Even "Chitty Chitty Bang Bang" - based on the story of a flying car written by James Bond scribe Ian Fleming - has its dark side. The child-catcher character, with his ghoulish features, prompts young kids in the audience to ask their parents what happens to the children. (For the record, they are rounded up at the behest of a child-hating baroness.) But overall it's basically a vaudeville-style show suitable for the family.
Even though I don't write reviews, I do like to see if I'm reacting the same way to a play as the audience.

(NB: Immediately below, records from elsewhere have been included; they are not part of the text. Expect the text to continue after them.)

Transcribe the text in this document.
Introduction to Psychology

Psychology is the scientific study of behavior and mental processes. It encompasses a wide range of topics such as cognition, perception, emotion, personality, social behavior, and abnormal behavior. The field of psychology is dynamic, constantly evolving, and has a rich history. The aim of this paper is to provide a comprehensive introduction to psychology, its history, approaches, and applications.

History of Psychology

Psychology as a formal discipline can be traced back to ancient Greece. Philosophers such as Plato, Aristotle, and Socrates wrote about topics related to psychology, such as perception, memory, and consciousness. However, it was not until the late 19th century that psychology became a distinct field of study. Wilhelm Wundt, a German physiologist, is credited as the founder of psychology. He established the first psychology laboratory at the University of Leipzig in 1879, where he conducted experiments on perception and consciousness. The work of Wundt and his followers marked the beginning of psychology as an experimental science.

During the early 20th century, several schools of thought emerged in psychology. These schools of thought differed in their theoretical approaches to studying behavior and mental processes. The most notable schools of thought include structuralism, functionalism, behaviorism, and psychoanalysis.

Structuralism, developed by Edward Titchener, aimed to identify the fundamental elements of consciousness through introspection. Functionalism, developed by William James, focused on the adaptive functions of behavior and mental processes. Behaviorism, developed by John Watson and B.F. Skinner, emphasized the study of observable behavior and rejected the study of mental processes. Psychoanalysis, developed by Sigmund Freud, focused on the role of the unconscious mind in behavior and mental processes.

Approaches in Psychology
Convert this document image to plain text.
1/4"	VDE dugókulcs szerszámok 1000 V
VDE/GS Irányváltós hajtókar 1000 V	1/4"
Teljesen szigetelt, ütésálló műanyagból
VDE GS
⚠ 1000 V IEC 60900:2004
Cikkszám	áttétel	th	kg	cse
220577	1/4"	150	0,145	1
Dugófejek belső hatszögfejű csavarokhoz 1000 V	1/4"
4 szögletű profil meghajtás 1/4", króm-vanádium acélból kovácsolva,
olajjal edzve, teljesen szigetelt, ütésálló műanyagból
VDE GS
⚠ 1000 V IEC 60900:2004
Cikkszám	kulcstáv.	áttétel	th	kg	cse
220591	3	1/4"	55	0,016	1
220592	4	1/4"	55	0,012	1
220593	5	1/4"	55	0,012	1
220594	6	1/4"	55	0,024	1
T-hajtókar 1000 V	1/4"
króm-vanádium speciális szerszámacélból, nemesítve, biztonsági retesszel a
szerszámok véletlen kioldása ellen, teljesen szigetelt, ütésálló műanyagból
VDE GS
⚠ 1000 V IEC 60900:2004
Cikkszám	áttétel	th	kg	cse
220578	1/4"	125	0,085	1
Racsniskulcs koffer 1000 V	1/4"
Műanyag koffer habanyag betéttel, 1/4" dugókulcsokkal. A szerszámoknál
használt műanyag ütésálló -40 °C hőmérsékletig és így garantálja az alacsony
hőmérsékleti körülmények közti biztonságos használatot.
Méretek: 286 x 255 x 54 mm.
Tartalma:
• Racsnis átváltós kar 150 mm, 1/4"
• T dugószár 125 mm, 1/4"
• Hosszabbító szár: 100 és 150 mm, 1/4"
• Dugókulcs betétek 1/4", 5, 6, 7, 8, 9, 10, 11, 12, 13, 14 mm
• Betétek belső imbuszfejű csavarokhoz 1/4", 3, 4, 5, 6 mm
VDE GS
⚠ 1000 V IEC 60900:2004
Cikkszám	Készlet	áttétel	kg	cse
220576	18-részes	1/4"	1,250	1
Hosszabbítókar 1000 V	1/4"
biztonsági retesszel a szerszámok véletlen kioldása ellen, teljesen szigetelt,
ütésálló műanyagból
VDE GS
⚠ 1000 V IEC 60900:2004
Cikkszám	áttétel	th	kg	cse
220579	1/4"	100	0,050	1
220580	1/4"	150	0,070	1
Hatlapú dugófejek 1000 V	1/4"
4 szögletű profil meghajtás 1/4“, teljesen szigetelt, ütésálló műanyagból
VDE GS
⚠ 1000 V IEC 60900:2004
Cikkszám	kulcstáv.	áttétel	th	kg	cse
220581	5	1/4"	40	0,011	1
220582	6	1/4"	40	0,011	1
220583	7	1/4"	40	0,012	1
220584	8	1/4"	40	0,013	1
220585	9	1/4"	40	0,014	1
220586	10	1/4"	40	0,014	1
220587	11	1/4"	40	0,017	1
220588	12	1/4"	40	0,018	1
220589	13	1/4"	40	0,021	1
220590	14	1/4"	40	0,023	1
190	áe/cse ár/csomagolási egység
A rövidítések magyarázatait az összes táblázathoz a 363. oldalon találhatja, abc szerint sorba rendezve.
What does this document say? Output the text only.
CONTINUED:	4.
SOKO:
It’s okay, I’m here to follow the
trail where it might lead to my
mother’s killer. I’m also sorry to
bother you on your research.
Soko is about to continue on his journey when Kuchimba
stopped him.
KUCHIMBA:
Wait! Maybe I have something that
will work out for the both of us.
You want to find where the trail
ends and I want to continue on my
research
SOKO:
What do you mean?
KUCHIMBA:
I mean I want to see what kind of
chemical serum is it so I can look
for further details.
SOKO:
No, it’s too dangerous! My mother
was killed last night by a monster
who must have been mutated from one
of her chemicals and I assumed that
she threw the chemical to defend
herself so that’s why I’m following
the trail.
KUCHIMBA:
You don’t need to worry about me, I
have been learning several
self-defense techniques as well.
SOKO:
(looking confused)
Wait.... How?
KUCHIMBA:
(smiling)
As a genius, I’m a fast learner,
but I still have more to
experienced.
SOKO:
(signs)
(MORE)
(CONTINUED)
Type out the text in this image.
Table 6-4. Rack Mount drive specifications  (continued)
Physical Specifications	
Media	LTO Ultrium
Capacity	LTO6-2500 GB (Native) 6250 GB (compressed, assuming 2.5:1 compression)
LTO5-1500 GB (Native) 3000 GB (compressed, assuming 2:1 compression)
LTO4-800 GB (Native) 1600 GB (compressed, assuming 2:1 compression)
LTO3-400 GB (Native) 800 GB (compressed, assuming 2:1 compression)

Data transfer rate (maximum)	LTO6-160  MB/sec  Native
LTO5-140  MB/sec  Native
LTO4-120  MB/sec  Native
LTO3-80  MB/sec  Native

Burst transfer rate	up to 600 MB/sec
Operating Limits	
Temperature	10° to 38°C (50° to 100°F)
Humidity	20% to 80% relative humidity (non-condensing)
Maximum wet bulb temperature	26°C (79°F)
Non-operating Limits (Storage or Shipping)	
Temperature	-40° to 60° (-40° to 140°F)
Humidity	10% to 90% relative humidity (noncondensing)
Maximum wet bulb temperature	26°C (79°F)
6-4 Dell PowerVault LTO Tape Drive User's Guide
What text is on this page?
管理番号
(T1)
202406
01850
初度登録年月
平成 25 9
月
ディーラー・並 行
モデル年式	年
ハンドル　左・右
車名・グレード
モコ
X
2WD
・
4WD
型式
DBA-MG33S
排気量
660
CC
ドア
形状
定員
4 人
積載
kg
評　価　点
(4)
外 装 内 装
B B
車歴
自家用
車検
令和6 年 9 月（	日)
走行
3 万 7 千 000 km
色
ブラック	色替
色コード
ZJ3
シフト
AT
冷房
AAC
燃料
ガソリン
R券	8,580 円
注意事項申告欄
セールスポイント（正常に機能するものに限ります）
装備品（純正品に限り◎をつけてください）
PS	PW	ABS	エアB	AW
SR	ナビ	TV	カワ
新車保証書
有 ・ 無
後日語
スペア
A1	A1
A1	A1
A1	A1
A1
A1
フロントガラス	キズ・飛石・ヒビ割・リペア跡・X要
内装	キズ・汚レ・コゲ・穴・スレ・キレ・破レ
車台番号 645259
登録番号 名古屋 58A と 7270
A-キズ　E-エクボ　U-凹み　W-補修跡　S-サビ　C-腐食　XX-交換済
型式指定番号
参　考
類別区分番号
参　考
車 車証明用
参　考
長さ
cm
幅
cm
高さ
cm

It was a lonely evening for me when I saw "Dirty Rotten Scoundrels" (11 nominations, including Best Musical) because the audience was howling at the bawdy humor, but I wasn't. I thought maybe I was just in the wrong mood (or took one song that mocked Oklahomans too personally - my parents were born there, after all). But a friend who loves the movie it's based on also thought the musical, starring John Lithgow, was lacking.
Some plays are of such high caliber, everyone tends to agree on their quality. Easily the most riveting production - play or musical - was "Doubt" (eight Tony nominations, including Best Play). Written by John Patrick Shanley, who won an Oscar for "Moonstruck," the play is about a nun who runs a school and suspects a priest of having an inappropriate relationship with a male student. I saw it twice - once Off-Broadway, once on - and had two very different experiences. In one performance, I thought the priest was innocent, in the other I did not. The play never tells you. I knew it was good because I never once looked at my watch - the play was just suddenly over. It recently won the 2005 Pulitzer Prize for drama.
Last weekend, a week before the Tony awards, I finally saw the fourth contender in the Best Musical category ("Spamalot," "Scoundrels," and "Bee" being the others). "The Light in the Piazza" is a highbrow, almost operatic musical, which, like "Scoundrels" has also earned 11 nominations. The music and lyrics were written by Adam Guettel, grandson of the late Richard Rodgers (of Rodgers and Hammerstein), and the musical takes a less flashy approach to tell its story of a mother and daughter traveling in Italy in the 1950s. No confetti in this Lincoln Center performance. Instead, something more appealing that stayed with me for days: the music.